Bican 1995 seçimi sonrasında meydana gelen bu ziyaretlerin bir ‘muhtıra’ olmadığı kanaatinde; “Asker iki lidere ‘ANAYOL’da anlaşın, Türkiye rahatlasın’ demek istedi” diyor...
‘Fikri takip’ o ziyaretlerden yaklaşık iki yıl sonra; kurulan ANAYOL yürümeyip Tansu Çiller etki dışına çıkarak REFAHYOL’un kurulmasına önayak olunca devreye giren ‘post-modern’ plan o işte... Kurulan Batı Çalışma Grubu’nun altı milyon kişiyi fişlediğini Bican’dan öğreniyoruz. Bir bölümü ‘sosyetik fişleme’ olarak sonradan gazete manşetlerine de tırmanmıştı zaten.
Karagâhta tartışılan konulardan biri de, askerler müdahale etmeye kalkarlarsa Çiller’in onlara nasıl mukabele edeceği... Demokrat gelenekten bir bakanı, “Direnen her zaman kazanmıştır” tezini savunuyor; ‘Yeltsin gibi tankın üzerine çıkmak’ görüşü Tansu Hanım’ın da hoşuna gidiyor.
İlk kitabı çıktığında “Meclis Komisyonu kapı kapı dolaşmasın, üyeler bilgi ve belgeyle dolu bu kitabı hareket noktası olarak seçsin yeter” diye yazmıştım.
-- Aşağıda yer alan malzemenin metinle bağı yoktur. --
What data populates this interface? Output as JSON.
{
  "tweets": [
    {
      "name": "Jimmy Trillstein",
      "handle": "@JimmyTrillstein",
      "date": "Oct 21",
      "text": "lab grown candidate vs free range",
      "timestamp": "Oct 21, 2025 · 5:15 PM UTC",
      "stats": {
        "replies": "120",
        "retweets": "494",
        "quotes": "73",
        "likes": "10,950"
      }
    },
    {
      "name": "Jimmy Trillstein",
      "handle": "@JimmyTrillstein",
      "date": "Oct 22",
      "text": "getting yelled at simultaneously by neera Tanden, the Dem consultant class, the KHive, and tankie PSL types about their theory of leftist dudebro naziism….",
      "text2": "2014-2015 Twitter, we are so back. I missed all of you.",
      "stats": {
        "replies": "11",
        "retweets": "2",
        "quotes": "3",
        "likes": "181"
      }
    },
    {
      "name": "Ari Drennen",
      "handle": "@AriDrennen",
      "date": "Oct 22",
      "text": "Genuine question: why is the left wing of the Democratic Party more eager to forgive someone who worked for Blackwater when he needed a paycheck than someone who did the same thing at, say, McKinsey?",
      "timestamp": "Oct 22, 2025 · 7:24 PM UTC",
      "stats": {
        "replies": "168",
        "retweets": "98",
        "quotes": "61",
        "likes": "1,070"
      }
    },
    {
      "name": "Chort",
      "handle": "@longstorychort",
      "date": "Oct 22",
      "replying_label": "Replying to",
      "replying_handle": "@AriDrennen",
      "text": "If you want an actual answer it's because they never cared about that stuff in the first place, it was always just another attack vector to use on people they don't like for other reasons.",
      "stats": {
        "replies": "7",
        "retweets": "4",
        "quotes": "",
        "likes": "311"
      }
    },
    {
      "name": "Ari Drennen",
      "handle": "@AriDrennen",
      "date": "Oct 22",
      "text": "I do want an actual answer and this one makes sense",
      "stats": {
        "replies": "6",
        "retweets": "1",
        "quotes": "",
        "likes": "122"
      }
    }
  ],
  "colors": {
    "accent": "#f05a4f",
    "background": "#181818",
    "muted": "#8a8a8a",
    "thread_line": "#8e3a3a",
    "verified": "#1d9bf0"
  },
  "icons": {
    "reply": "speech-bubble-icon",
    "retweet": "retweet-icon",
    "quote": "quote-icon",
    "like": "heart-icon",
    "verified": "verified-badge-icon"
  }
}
Çiller’i dinledi komisyon, bildiğim kadarıyla Mehmet Bican’ın görüşlerine başvurmadı. Belki kitabını okumayı yeterli saymışlardır.
Kitaptan, bir görüşmede, Karadayı-Çiller restleşmesi yaşandığını öğreniyoruz. “Emekli ederim” diyen Çiller’e, Karadayı, “Elinizden geleni yapın” cevabını veriyor. Çiller geri adım atarken, “Bu konuşmayı yapılmamış sayalım” teklifinde bulunuyor. Karadayı’nın cevabı: “Konuşma yapılmışsa kayıtlarımıza geçmiştir.”
Acaba dönemin kayıtları da istendi mi Genelkurmay’dan?